Tony Garcia, Su Teatro’s founder, says he made a choice a long time ago to advance equality by taking an active stand on the inclusion of gay men and lesbians. “I want to let gay men and lesbians know they are welcome here, and I want to raise the question on stage,” he said. “I also want the straight community to know we accept and protect all patrons of Su Teatro.” The center’s publicity materials for its music and dance festivals, for instance, make it clear these are gay-friendly events.

The Colorado Springs Conservatory is a school that helps young people explore their musical talents in a nurturing environment - it inspires kids from culturally, economically, and socially diverse backgrounds to immerse themselves in the arts. Some of its students are LGBT students. Founder Linda Weise says her school has an overall commitment to inclusion because it’s simply the right thing to do. The school has a goal of presenting a broad scope of life skills so that kids develop into confident, goal-driven young adults.

“The conservatory is a safe haven for the kids who find it. This is certainly a place where they will thrive without any interference from peers or adults,” she says. “We have an opportunity to play a positive part in these kids’ lives, and to share that outcome with the community.”

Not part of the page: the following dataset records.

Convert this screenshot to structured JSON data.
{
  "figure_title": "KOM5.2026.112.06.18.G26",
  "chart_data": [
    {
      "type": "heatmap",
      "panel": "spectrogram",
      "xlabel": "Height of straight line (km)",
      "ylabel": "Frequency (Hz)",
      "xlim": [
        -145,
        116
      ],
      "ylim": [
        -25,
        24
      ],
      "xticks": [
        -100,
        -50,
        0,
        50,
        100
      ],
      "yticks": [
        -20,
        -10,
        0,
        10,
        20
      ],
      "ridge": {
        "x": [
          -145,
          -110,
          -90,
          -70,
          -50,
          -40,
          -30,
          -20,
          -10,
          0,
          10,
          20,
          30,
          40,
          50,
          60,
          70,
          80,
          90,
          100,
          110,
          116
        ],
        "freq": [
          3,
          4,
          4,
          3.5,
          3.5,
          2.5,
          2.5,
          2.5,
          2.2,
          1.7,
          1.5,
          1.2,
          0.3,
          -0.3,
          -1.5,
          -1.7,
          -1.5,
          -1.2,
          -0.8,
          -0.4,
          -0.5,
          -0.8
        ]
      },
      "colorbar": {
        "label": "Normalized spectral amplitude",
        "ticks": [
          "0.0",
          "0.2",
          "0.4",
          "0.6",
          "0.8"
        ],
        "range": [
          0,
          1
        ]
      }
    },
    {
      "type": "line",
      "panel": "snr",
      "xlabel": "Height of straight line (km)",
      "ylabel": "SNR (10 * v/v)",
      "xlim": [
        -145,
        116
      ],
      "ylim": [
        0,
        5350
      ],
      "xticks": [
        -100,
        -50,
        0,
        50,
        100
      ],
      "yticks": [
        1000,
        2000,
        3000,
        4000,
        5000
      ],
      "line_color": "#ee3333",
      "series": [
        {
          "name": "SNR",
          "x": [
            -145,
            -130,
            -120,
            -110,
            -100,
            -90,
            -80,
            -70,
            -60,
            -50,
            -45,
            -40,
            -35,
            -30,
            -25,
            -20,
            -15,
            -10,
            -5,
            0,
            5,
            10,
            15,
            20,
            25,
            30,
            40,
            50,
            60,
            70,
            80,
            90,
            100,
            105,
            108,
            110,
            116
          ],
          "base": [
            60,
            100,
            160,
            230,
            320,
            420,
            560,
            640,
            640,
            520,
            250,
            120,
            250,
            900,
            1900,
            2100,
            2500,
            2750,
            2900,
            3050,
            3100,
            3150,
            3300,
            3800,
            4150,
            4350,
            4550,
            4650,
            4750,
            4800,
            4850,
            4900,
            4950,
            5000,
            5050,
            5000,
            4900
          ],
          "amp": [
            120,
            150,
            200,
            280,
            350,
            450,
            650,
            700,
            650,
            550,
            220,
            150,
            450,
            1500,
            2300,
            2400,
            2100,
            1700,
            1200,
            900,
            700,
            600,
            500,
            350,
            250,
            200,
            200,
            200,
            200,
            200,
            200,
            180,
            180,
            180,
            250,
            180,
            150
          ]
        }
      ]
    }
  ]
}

Weise is eager to impart her views with other people she meets. “There are perhaps folks out there who aren’t as accepting of all kids. So we are always anxious to let more people know that if, in their travels they come across kids who are seeking this kind of education, the conservatory is here.”

The values of the Gay & Lesbian Fund align with the values of both these organizations. Its financial gifts allow Su Teatro to serve up strong music, poetry, film, visual, and performing arts to a diverse cross-section of the community, and the conservatory to teach well-balanced perspectives to young people hungry for an education emphasizing the arts.

“We must engage the larger community of advocates who are passionate about and promote the arts and culture, and who also understand the importance of inclusion,” says Garcia.